Gettysburg likes cats! More good news! And he likes dogs his size or smaller. He does not seem to like the Boxer dog in his foster home, and though he is generally a very laid back dog, he seems to be trying to turn the Boxer away from his family when he gets too close. Tell us about your 30 lbs. or smaller dog(s) in your application.
Gettysburg's favorite things: rope toys, destroying stuffies and snoozing on a comfy bed--with or without his foster siblings--and chasing the water his foster mom sprays in the back yard. Dead stop or full out, it seems. He doesn't really like the crate and he is showing mild to moderate signs of separation anxiety. Training with Gettysburg to try to desensitize him to the crate might be a fun and easy way to get to know and trust each other.
A home with a work from home person, or the option of taking him to work would be best, considering his anxiety. For exercise, Gettysburg does love running after the water in the yard, but he would do well on leash walks if you don't have a fenced yard. If you are new to Frenchies, you should know it's not safe to keep them outdoors in your yard--they are getting stolen at a very quick clip--or even in locked dog runs. Gettysburg's foster parent works in a vet clinic, and the ungrateful beast does not like it when she has to put him in a run for a few minutes so she can earn some money to buy his kibble. He will pant and drool, and that is no good; too much panting in hot weather can irritate the airways and before you can say "silly frogdog" the poor guy can have swollen throat tissues and difficulty breathing (She and her colleagues keep a close eye on him on the times he goes into the run). Let us know your plans for exercising him in your application. A fenced yard is not required.
Here's what his foster mom says about Gettysburg: "Gettysburg is one of the sweetest Frenchies! He always wants to check in on me to make sure I'm fine, then goes off exploring. He loves riding in the car now, and he gets excited when I pick up my car keys if I'm dressed in my scrubs. He will be walking next to me and then suddenly drop to the ground to roll around on his back; this startled me the first time but I'm now used to it, I call it his drop and roll. He really enjoys scratching his back. Gettysburg is very loving, especially now that he's acclimated to his surroundings"
Gettysburg is too big to fly, so applicants should consider how they would get to NE OH to fetch this enormous animal. Enormous for a Frenchie, anyway.
FBRN dogs are in foster care in people's private homes. For the foster families' safety, we do not disclose specific locations, and we don't set up meet and greets prior to applications. For detailed information about the dogs in our care, please read the extensive bios on each dog.

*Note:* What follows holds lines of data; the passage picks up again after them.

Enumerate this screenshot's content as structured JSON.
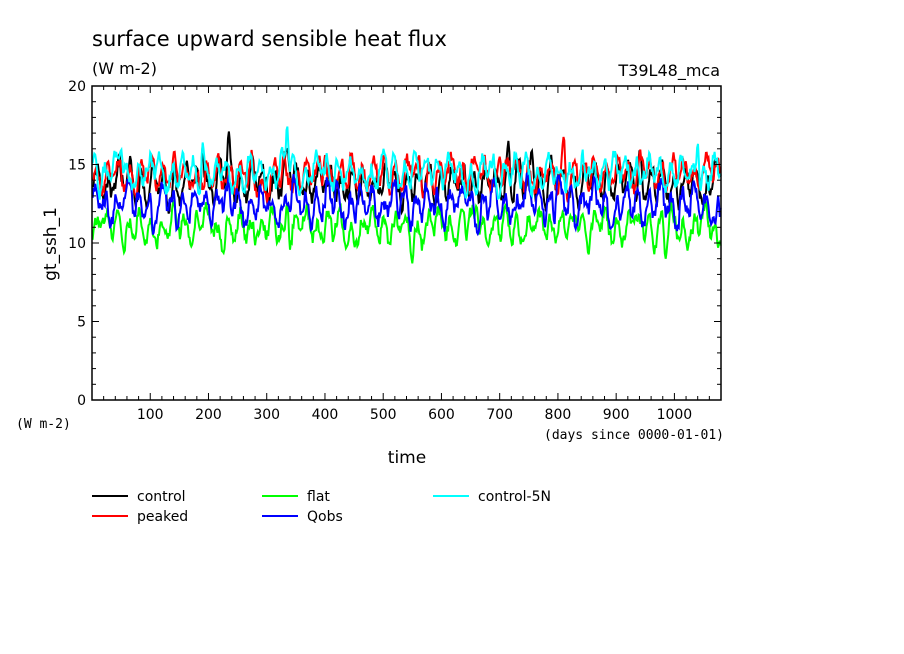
{
  "chart_data": {
    "type": "line",
    "title": "surface upward sensible heat flux",
    "units": "(W m-2)",
    "experiment": "T39L48_mca",
    "ylabel": "gt_ssh_1",
    "yunits": "(W m-2)",
    "xlabel": "time",
    "xunits": "(days since 0000-01-01)",
    "xlim": [
      0,
      1080
    ],
    "ylim": [
      0,
      20
    ],
    "xticks": [
      100,
      200,
      300,
      400,
      500,
      600,
      700,
      800,
      900,
      1000
    ],
    "yticks": [
      0,
      5,
      10,
      15,
      20
    ],
    "grid": false,
    "legend_position": "bottom",
    "series": [
      {
        "name": "control",
        "color": "#000000",
        "mean": 13.8,
        "amp": 0.9,
        "peaks": [
          [
            190,
            16.3
          ],
          [
            235,
            17.1
          ],
          [
            335,
            16.0
          ],
          [
            715,
            16.5
          ],
          [
            755,
            15.9
          ],
          [
            940,
            15.9
          ],
          [
            1070,
            15.4
          ]
        ]
      },
      {
        "name": "peaked",
        "color": "#ff0000",
        "mean": 14.3,
        "amp": 0.8,
        "peaks": [
          [
            105,
            15.4
          ],
          [
            400,
            15.6
          ],
          [
            700,
            15.5
          ],
          [
            810,
            16.8
          ],
          [
            860,
            15.5
          ]
        ]
      },
      {
        "name": "flat",
        "color": "#00ff00",
        "mean": 11.0,
        "amp": 0.8,
        "peaks": [
          [
            550,
            8.7
          ],
          [
            985,
            9.0
          ],
          [
            1075,
            9.7
          ],
          [
            335,
            12.6
          ],
          [
            660,
            12.4
          ]
        ]
      },
      {
        "name": "Qobs",
        "color": "#0000ff",
        "mean": 12.5,
        "amp": 0.9,
        "peaks": [
          [
            105,
            10.5
          ],
          [
            420,
            14.0
          ],
          [
            800,
            14.3
          ],
          [
            1070,
            11.2
          ]
        ]
      },
      {
        "name": "control-5N",
        "color": "#00ffff",
        "mean": 14.5,
        "amp": 0.8,
        "peaks": [
          [
            50,
            16.0
          ],
          [
            190,
            16.4
          ],
          [
            335,
            17.5
          ],
          [
            555,
            15.8
          ],
          [
            1040,
            16.4
          ]
        ]
      }
    ]
  }
}
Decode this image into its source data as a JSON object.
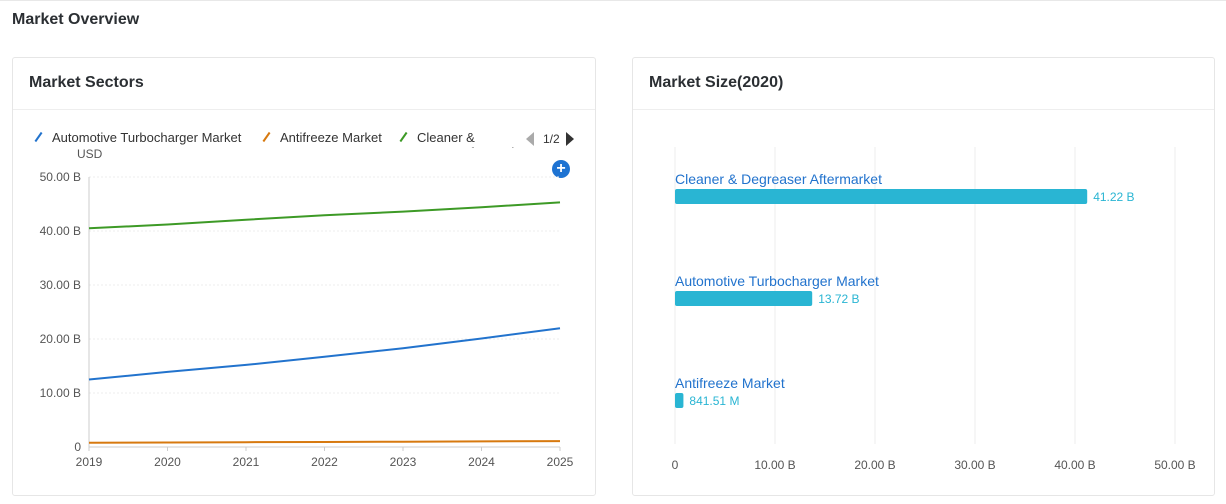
{
  "page": {
    "title": "Market Overview"
  },
  "panels": {
    "sectors": {
      "title": "Market Sectors",
      "pager": "1/2"
    },
    "size": {
      "title": "Market Size(2020)"
    }
  },
  "colors": {
    "blue": "#2273cd",
    "orange": "#d7790f",
    "green": "#3d9a26",
    "bar": "#29b5d3",
    "accent": "#1e73d2"
  },
  "chart_data": [
    {
      "type": "line",
      "title": "Market Sectors",
      "ylabel": "USD",
      "xlabel": "",
      "x": [
        "2019",
        "2020",
        "2021",
        "2022",
        "2023",
        "2024",
        "2025"
      ],
      "ylim": [
        0,
        50
      ],
      "yticks": [
        "0",
        "10.00 B",
        "20.00 B",
        "30.00 B",
        "40.00 B",
        "50.00 B"
      ],
      "legend_position": "top",
      "legend": [
        "Automotive Turbocharger Market",
        "Antifreeze Market",
        "Cleaner & Degreaser Aftermarket"
      ],
      "series": [
        {
          "name": "Automotive Turbocharger Market",
          "color": "#2273cd",
          "values": [
            12.5,
            13.9,
            15.2,
            16.7,
            18.3,
            20.1,
            22.0
          ]
        },
        {
          "name": "Antifreeze Market",
          "color": "#d7790f",
          "values": [
            0.8,
            0.84,
            0.88,
            0.93,
            0.98,
            1.03,
            1.09
          ]
        },
        {
          "name": "Cleaner & Degreaser Aftermarket",
          "color": "#3d9a26",
          "values": [
            40.5,
            41.2,
            42.1,
            42.9,
            43.6,
            44.4,
            45.3
          ]
        }
      ]
    },
    {
      "type": "bar",
      "orientation": "horizontal",
      "title": "Market Size(2020)",
      "xlim": [
        0,
        50
      ],
      "xticks": [
        "0",
        "10.00 B",
        "20.00 B",
        "30.00 B",
        "40.00 B",
        "50.00 B"
      ],
      "categories": [
        "Cleaner & Degreaser Aftermarket",
        "Automotive Turbocharger Market",
        "Antifreeze Market"
      ],
      "values": [
        41.22,
        13.72,
        0.84151
      ],
      "value_labels": [
        "41.22 B",
        "13.72 B",
        "841.51 M"
      ]
    }
  ]
}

Gettysburg has limited mobility due to IVDD and must always be carried up and down stairs and can never be allowed to jump on or off the furniture. We can't stress this enough. Protect his spine like it's your own and it's made of glass! He is urinary incontinent, but learning how to express a bladder is not difficult in the least, and your vet or vet tech can show you how in 5 minutes. I've done it. I swear it's easy. You can see how on youtube, too.
Gettysburg has shown signs of separation anxiety, and he really does not enjoy the crate. Training might be helpful in tamping down the edges of his mental health.